Yes my ex fiancé began an EA with someone I used to know vaguely , but I honestly and truly am not angry at her, angry at some of the things she has said ad slightly about how she handled the whole thing, but all and all I genuinely feel at peace , for right now anyway. I am just trying to get to the end goal of acceptance I suppose , and get there quickly as possible so I can move forward in life. , day to day I am pretty bored, I am living alone in a new place so don't have any friends to be around, I do go for walks, I do try to eat well , I do read and write quite a bit. I have my moments when I think about her and for the most part they are just fleeting memories and from time to time I get sad.

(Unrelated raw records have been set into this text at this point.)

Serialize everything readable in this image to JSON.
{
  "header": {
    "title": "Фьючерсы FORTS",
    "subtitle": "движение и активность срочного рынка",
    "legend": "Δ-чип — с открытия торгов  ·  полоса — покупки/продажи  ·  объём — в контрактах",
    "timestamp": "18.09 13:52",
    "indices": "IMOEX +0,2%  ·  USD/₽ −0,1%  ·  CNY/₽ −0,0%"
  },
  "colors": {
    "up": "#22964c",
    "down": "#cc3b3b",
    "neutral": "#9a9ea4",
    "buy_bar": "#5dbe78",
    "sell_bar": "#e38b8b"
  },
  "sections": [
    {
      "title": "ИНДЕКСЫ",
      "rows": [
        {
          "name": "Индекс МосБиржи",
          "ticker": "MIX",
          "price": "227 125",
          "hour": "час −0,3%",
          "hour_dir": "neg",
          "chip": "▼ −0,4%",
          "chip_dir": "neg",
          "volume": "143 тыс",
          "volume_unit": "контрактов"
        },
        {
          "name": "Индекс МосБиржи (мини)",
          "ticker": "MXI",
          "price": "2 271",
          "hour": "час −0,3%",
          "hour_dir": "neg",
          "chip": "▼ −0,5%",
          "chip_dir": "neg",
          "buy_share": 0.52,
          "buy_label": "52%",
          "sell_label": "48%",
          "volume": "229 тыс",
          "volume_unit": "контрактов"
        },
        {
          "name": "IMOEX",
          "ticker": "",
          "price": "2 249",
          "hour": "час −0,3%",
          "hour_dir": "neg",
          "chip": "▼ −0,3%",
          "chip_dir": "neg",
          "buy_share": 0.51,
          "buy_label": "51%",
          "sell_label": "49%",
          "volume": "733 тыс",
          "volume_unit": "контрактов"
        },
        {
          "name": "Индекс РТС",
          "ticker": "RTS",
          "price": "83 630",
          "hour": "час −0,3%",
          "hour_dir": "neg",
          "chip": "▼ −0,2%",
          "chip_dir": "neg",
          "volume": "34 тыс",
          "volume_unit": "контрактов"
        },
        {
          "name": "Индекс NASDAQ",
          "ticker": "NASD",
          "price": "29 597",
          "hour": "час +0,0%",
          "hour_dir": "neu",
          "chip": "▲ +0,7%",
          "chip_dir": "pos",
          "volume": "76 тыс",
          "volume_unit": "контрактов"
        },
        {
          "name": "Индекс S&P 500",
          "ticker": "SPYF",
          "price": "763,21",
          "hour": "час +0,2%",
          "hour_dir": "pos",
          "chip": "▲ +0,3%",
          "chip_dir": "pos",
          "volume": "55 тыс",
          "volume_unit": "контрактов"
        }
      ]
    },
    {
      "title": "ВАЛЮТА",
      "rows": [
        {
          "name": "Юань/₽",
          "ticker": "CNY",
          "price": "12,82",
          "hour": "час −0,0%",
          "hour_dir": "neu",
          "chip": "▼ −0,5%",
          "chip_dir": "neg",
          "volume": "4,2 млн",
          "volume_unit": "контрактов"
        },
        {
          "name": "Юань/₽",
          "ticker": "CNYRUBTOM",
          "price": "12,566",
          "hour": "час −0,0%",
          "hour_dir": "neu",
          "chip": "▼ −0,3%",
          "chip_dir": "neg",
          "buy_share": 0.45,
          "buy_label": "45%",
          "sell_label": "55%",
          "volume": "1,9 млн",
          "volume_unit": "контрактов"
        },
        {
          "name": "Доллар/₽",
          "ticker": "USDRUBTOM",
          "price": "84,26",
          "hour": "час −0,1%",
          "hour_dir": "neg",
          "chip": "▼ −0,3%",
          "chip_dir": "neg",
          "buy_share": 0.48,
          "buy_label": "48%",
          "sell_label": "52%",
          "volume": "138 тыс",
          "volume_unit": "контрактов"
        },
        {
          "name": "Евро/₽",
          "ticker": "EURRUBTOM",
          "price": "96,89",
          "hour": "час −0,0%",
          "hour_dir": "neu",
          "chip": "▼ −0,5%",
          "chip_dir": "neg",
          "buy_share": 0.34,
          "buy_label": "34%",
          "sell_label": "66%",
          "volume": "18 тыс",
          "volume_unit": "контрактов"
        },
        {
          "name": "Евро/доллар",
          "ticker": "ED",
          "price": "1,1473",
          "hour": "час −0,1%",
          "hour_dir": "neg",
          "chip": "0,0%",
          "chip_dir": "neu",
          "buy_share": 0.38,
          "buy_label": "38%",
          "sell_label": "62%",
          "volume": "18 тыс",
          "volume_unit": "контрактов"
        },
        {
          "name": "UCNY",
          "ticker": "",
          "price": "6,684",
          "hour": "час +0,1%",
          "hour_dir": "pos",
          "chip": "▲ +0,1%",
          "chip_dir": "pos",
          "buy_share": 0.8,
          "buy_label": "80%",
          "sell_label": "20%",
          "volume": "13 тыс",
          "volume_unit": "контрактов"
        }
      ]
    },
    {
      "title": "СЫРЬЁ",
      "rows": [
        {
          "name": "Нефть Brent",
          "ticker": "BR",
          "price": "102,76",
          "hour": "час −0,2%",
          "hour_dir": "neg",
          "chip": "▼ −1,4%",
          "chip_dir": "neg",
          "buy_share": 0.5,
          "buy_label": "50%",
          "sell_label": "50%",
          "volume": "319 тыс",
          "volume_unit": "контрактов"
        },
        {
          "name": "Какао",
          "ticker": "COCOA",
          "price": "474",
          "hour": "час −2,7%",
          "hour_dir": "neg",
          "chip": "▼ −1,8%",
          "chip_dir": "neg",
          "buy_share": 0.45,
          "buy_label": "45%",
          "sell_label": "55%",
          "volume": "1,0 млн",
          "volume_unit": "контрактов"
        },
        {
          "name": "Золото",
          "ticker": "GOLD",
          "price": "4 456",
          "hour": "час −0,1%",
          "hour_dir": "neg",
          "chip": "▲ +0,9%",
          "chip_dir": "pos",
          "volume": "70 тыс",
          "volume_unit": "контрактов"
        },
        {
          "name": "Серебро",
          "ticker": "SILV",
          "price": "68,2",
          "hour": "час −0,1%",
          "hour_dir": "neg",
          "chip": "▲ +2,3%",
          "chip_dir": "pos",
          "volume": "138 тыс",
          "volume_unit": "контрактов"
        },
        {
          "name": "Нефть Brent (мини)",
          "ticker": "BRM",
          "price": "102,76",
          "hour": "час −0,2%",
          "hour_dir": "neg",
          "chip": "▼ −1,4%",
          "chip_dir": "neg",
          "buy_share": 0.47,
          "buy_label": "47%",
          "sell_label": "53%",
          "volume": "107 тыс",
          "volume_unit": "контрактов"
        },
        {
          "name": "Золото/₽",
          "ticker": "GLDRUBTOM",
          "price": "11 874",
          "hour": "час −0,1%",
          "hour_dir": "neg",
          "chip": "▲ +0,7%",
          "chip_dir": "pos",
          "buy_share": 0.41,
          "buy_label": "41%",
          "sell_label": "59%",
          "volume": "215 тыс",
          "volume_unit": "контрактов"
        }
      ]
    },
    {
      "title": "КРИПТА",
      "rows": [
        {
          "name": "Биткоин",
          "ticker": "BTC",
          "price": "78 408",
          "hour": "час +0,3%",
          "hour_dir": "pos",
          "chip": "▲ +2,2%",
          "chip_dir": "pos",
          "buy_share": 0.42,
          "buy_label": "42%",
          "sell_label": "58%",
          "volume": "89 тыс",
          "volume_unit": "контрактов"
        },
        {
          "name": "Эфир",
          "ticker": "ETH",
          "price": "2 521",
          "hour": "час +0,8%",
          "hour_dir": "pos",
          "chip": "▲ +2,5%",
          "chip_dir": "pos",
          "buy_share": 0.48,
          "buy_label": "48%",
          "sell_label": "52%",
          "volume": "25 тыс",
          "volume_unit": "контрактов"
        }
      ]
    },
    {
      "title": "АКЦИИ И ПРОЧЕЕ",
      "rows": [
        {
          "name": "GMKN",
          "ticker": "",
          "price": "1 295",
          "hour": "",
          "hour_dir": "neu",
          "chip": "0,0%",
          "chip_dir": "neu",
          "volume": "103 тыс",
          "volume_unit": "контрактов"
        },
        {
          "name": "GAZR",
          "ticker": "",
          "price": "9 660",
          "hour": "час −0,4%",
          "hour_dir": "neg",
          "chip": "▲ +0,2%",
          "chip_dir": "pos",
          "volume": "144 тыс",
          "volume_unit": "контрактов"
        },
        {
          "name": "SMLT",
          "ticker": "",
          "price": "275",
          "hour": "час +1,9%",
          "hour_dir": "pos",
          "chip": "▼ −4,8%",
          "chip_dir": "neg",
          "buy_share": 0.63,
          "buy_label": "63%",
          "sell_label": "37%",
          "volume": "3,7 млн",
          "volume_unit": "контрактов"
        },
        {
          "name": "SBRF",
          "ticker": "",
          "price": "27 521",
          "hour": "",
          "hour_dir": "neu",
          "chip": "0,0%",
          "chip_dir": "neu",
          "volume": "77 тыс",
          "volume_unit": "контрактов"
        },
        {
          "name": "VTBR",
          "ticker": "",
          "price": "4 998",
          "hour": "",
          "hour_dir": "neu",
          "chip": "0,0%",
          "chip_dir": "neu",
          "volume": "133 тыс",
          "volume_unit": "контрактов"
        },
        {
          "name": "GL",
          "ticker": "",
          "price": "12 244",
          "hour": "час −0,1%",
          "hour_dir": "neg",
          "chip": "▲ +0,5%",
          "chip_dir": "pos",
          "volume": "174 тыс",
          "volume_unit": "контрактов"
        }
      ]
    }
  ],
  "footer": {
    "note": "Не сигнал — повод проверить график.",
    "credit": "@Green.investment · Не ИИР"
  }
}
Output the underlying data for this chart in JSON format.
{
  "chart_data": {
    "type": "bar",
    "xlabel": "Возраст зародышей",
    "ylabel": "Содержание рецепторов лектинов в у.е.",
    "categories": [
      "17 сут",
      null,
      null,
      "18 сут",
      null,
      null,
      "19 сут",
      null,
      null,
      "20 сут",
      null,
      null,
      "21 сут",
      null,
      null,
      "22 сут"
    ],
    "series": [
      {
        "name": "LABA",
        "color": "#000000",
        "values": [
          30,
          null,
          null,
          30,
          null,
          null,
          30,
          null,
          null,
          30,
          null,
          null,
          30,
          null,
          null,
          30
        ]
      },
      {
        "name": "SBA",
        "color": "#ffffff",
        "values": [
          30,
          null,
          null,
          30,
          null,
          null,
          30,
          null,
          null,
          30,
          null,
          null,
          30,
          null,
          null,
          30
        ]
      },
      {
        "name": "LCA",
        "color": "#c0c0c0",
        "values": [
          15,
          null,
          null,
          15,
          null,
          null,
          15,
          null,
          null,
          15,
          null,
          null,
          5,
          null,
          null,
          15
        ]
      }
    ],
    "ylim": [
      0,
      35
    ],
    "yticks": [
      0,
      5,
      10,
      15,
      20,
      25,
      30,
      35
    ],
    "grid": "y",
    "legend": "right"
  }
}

But its not like I am sitting here crying my eyes out nonstop . I can listen to our favorite song while looking at a photo of her and I and honestly , I am not phased. any people with a similar experience ? Any people with a great deal of knowledge about the stages of grief?


----------



## Mavash. (Jan 26, 2012)

I've been through the 5 phases of grief. 

You can't bypass anger in this process but you can avoid it by staying stuck in another level.

Anger doesn't mean you'll necessarily be angry at your Ex. You might be angry with yourself. Angry with God. Or you might displace your anger and take it out on someone innocent (that's what I did).


----------



## smallsteps (Feb 23, 2013)

I doubt your over the grief process after the breakup of a 12 yr relationship - you seem to be taking a rational approach to it - thinking and analyzjng what's going on - you're aware what to look for in yourself and that's a good thing. Just don't be surprised if the anger or some other random emotion hits you out of nowhere - that does happen. 
You know- maybe you had been mentally moving on before you found out about her ea?


----------